Il nostro viaggio fra i campi profughi saharawi continua, e una mattina passiamo accanto agli uffici del “Protocollo”dove in pratica ha sede il governo saharawi in esilio o RASD: il complesso di bassi edifici in territorio algerino ospita gli uffici amministrativi e l’assemblea legislativa. Ovviamente i Saharawi come nazione non hanno un seggio all’ONU, perchè non riconosciuti, grazie alle pressioni del Marocco e agli appoggi della Francia alla politica marocchina… Mentre questo popolo vive con neanche 5.000.000 di dollari di aiuti all’anno, i marocchini guadagnano almeno un miliardo di dollari all’anno grazie al commercio di fosfati e pesce che “raccolgono” letteralmente nei territori contesi in cui dovrebbe sorgere la nazione Saharawi.

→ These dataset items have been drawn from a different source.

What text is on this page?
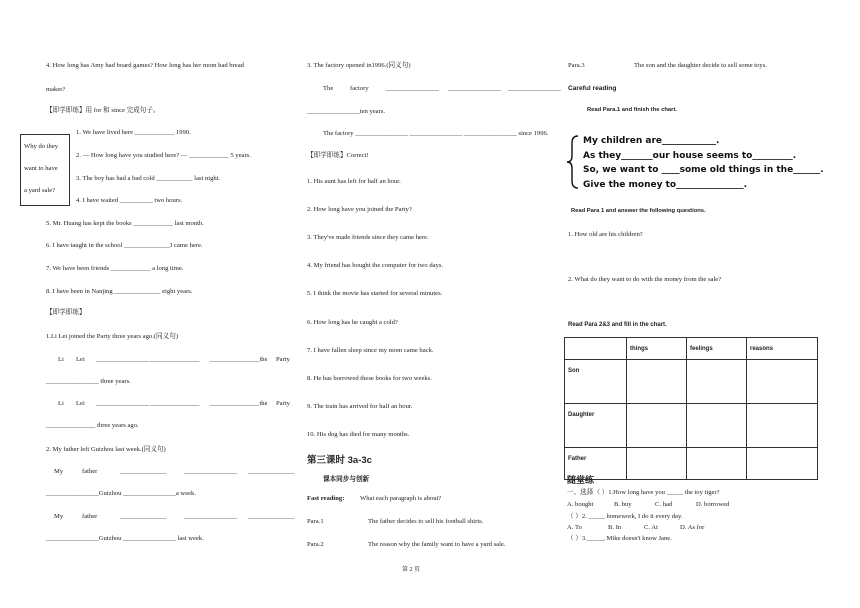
4. How long has Amy had board games? How long has her mom had bread
maker?
【即学即练】用 for 和 since 完成句子。
Why do they
want to have
a yard sale?
1. We have lived here ____________ 1990.
2. — How long have you studied here? — ____________ 5 years.
3. The boy has had a bad cold ___________ last night.
4. I have waited __________ two hours.
5. Mr. Huang has kept the books ____________ last month.
6. I have taught in the school ______________I came here.
7. We have been friends ____________ a long time.
8. I have been in Nanjing ______________ eight years.
【即学即练】
1.Li Lei joined the Party three years ago.(同义句)
Li Lei ________________ _______________ _______________the Party
________________ three years.
Li Lei ________________ _______________ _______________the Party
_______________ three years ago.
2. My father left Guizhou last week.(同义句)
My	father	______________	________________ ______________
________________Guizhou ________________a week.
My	father	______________	________________ ______________
________________Guizhou ________________ last week.
3. The factory opened in1996.(同义句)
The	factory	________________ ________________ ________________
________________ten years.
The factory ________________ ________________ ________________ since 1996.
【即学即练】Correct!
1. His aunt has left for half an hour.
2. How long have you joined the Party?
3. They've made friends since they came here.
4. My friend has bought the computer for two days.
5. I think the movie has started for several minutes.
6. How long has he caught a cold?
7. I have fallen sleep since my mom came back.
8. He has borrowed these books for two weeks.
9. The train has arrived for half an hour.
10. His dog has died for many months.
第三课时 3a-3c
课本同步与创新
Fast reading: What each paragraph is about?
Para.1	The father decides to sell his football shirts.
Para.2	The reason why the family want to have a yard sale.
Para.3	The son and the daughter decide to sell some toys.
Careful reading
Read Para.1 and finish the chart.
My children are____________.
As they_______our house seems to_________.
So, we want to ____some old things in the______.
Give the money to_______________.
Read Para 1 and answer the following questions.
1. How old are his children?
2. What do they want to do with the money from the sale?
Read Para 2&3 and fill in the chart.
	things	feelings	reasons
Son			
Daughter			
Father			
随堂练
一、选择（ ）1.How long have you _____ the toy tiger?
A. bought	B. buy	C. had	D. borrowed
（ ）2. _____ homework, I do it every day.
A. To	B. In	C. At	D. As for
（ ）3._____, Mike doesn't know Jane.
第 2 页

Tutte queste informazioni e altro ci vengono date dal Presidente dell’Ordine dei giuristi saharawi che ci accoglie al nostro arrivo in un edificio vicino al complesso amministrativo.
In seguito io e una ragazza italiana, che stava preparando una tesi di laurea sui saharawi, abbiamo intervistato in una stanzetta Abba Salek: Segretario dei giuristi saharawi. Nonostante parli solo francese ed arabo riusciamo a comprenderci e ci confessa le sue preoccupazioni riguardo la passività dell’ONU, che non fa rispettare le risoluzioni e non protegge veramente la popolazione con la missione MINURZO. Basterebbe applicare a suo avviso il diritto internazionale per le richieste saharawi, ma purtroppo ciò no avviene…
Abba ci racconta anche di essere separato dalla sua famiglia, rimasta bloccata nel Sael occupato, a cui spera di potersi ricongiungere un giorno con il raggiungimento dell’indipendenza.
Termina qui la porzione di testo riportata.